Sans crier gare, Real Estate sort un premier album en novembre 2009 et crée l’événement de la fin d’année. La blogosphère et les critiques sont ravis. Les Top 10, 50 ou 100 des meilleurs disques de l’année sont modifiés pour faire place au nouveau venu. Real Estate serait bien le chainon manquant entre Neil Young et Beach Boys. L’Allemagne a la chance d’accueillir le groupe pour 3 concerts, le temps d’une escapade vers la côte ouest américaine.

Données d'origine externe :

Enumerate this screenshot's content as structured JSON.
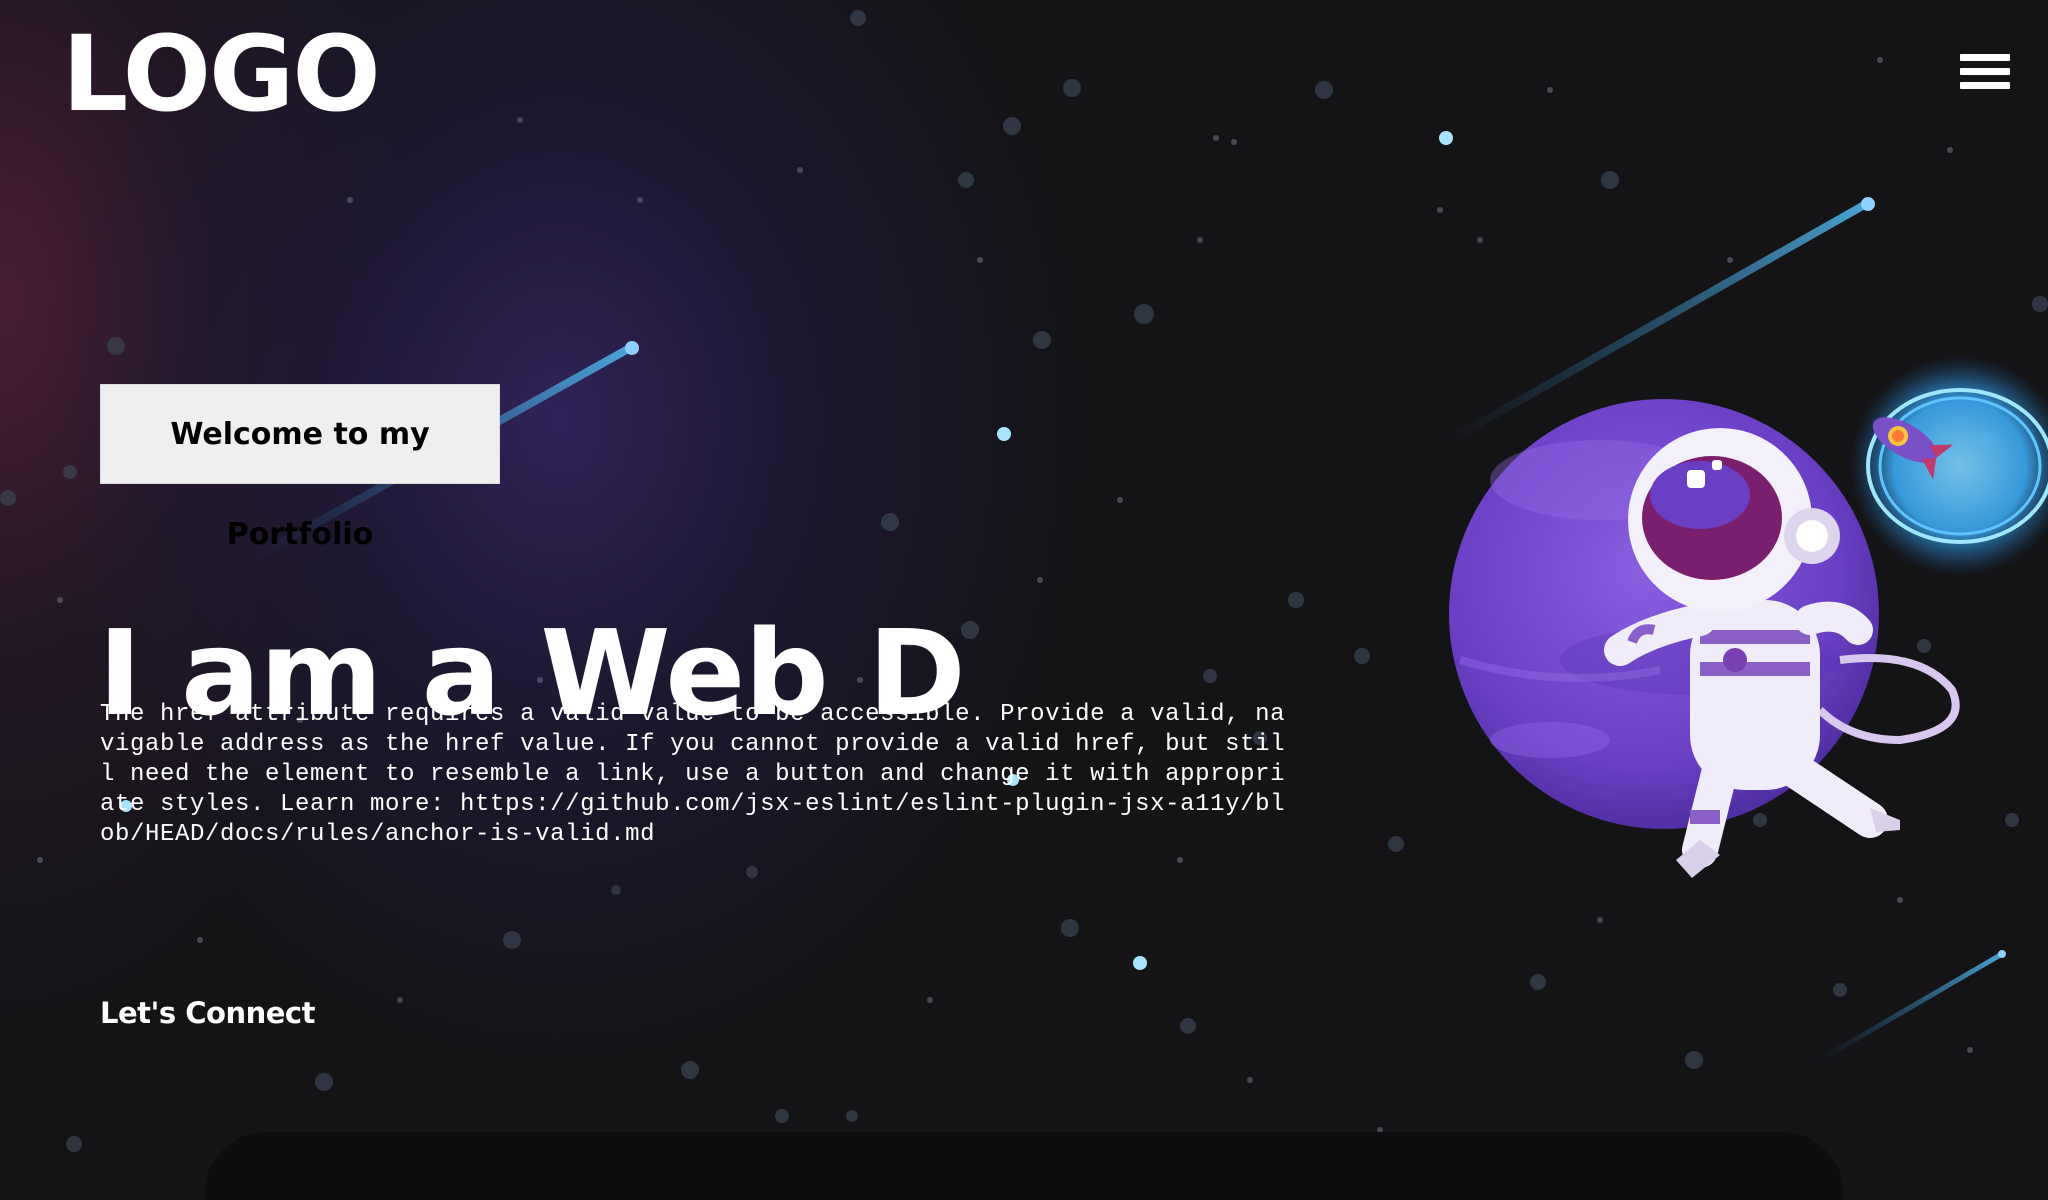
{
  "header": {
    "logo_text": "LOGO",
    "menu_icon": "hamburger-menu-icon"
  },
  "hero": {
    "tagline": "Welcome to my Portfolio",
    "headline": "I am a Web D",
    "description": "The href attribute requires a valid value to be accessible. Provide a valid, navigable address as the href value. If you cannot provide a valid href, but still need the element to resemble a link, use a button and change it with appropriate styles. Learn more: https://github.com/jsx-eslint/eslint-plugin-jsx-a11y/blob/HEAD/docs/rules/anchor-is-valid.md",
    "connect_label": "Let's Connect"
  },
  "colors": {
    "background": "#141417",
    "text": "#ffffff",
    "tagline_bg": "#efefef",
    "planet": "#7a4fd0",
    "portal": "#3fb6ff"
  }
}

Des petits gars du New Jersey en mal de plage et de soleil californiens qui font de la surf music ça donne quoi ? Ca donne Real Estate. Pour ceux qui la surf music n’évoque pas grand chose il suffit simplement de penser aux Beach Boys (ou Dick Dale) pour se faire une idée. C’est une pop-rock ensoleillée, joyeuses, qui donne envie de faire griller des chamalows l’été au dessus d’un feu de camps improvisé sur une plage. Le tout avec le soleil se couchant à l’horizon bien évidemment. Real Estate est un quartet du New Jersey et fier d’y être : Martin Courtney IV (guitare, basse chant), Matthew Mondanile III (guitare, clavier), Etienne Pierre Duguay (batterie, bongo) and Alex Bleeker (basse et percus). En 2009, Real Estate sort son premier album éponyme dont la jaquette évoque un peu l’univers de Myasaky. Bénéficiant d’un immense succès critique, l’album est immédiatement placé en tête de gondole de tout bon disquaire qui se respecte. Leur musique est d’une efficacité impeccable : ça gratouille allègrement les guitares, ça caresse la basse, ça sifflote, ça tapotte les bongos et ça fait danser filles et garçons. L’album débute avec Beach Comber, assurément l’un des meilleurs titres de la galette : ligne de basse sexy, batterie entrainante, guitare légèrement réverbée, le tout emmené par la voix délicieuse de Martin Courtney. Ce morceau constitue un magnifique point d’entrée dans l’univers coloré de Real Estate où joie et insouciance sont les maitres mots. « Until you find your Rolex in the sand, You won’t be stopping, Until that solid gold is in your hand, You won’t be happy » chante Martin Courtney sur Beach Comber, dénonçant ainsi l’avarice et l’égoïsme ; le peace & love pointe le bout de son nez. Sur Pool Swimmer, on se croirait avec Neil Young, tout y est : la basse folk, la slide guitare et même la voix un peu trainante et nasillarde.
Real Estate en concert...à la plage (photo de Colin O'Neill)
Le charme de Real Estate réside dans le choix d’une production lo-fi*. On retrouve alors le petit rétro de la surf music qui sent bon le sable chaud. L’abum est publié chez woodsist, excellent label américain fondé par Jeremy Earl (du groupe Woods) qui nous avait fait découvrir Vivian Girls et Crystal Stilts. Tout nouveau dans le monde de la musique, Real Estate promet de continuer à faire parler de lui. Foncez les voir en concert lors de leur tournée européenne. Vous pourrez ainsi dire « Real Estate, 2009, ils étaient à peine connus mais j’y étais!»
Le lo-fi (contraction de low-fidelity, en opposition à haute fidélité ou hi-fi) est une expression apparue à la fin des années 1980 aux Etats Unis États pour désigner les méthodes d'enregistrement primitives visant produire un son sale, volontairement opposé aux sonorités jugées aseptisées de production musicale. Exemples d’artistes utilisant le lo-fi : Beck, White Stripes, The Kills.